I’ve lost count of the amount of times that I’ve been booking a business trip with colleagues, or a colleague was booking one for themselves and they complained about how high the ticket price was. Every time, I ask – “Are you including a Saturday night stay?” – which is always met with a perplexed look. I proceed to tell them that having a Saturday night stay in your book will almost always change the ticket price, usually making it lower, much to their shock. It’s known as the Saturday night rule.
What is it?
The Saturday Night Rule is a way that Airlines use to determine whether you are travelling for Business, or leisure. If it’s for Business, they will often charge more. Why? Because they can. They know Business travellers have less flexibility in their travel arrangements and will often pay more to stay with a particular Airline alliance for their Frequent Flier benefits, or because in some cases their company policy dictates which Airline they must fly because they have a direct relationship with them.
A real example of the Saturday night rule
I want to go to New York for a week. A popular destination for both business & leisure, in this example, offered by Virgin Atlantic.
Image 1 shows departure from London on Saturday and returning the following Friday. It includes an overnight stay on the Saturday (the first night of the trip).

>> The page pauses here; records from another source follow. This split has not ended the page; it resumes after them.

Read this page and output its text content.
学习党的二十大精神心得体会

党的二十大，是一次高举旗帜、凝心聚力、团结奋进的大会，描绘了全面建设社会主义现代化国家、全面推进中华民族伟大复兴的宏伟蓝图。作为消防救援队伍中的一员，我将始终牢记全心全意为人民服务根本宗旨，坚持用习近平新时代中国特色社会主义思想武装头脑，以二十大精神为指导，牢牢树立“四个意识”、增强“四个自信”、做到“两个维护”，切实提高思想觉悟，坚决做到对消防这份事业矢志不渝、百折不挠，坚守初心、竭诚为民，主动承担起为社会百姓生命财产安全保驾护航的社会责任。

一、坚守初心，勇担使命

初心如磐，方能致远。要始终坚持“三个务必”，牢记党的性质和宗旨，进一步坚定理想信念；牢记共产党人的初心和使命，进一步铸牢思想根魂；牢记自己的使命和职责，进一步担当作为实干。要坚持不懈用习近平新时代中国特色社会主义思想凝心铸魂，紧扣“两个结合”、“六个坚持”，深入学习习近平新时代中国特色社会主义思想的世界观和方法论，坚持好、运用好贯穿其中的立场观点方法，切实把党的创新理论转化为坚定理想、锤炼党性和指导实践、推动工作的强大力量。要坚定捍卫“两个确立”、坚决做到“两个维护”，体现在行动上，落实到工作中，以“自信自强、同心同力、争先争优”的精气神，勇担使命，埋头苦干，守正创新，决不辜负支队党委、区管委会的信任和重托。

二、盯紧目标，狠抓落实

Image 2 shows departure from London on Sunday and returning the following Friday. It does not include an overnight stay on the preceding Saturday.
Notice the huge difference in price between the two options. Having a Saturday night stay only costs £444.22 where as without it costs a whopping £1089 more, £1533.22 in total. Crazy!
Lot’s of factors affect airfares, too many to even begin to discuss. But my default rule for researching trips is always to include a Saturday night somewhere in the trip. It almost always has positive effect.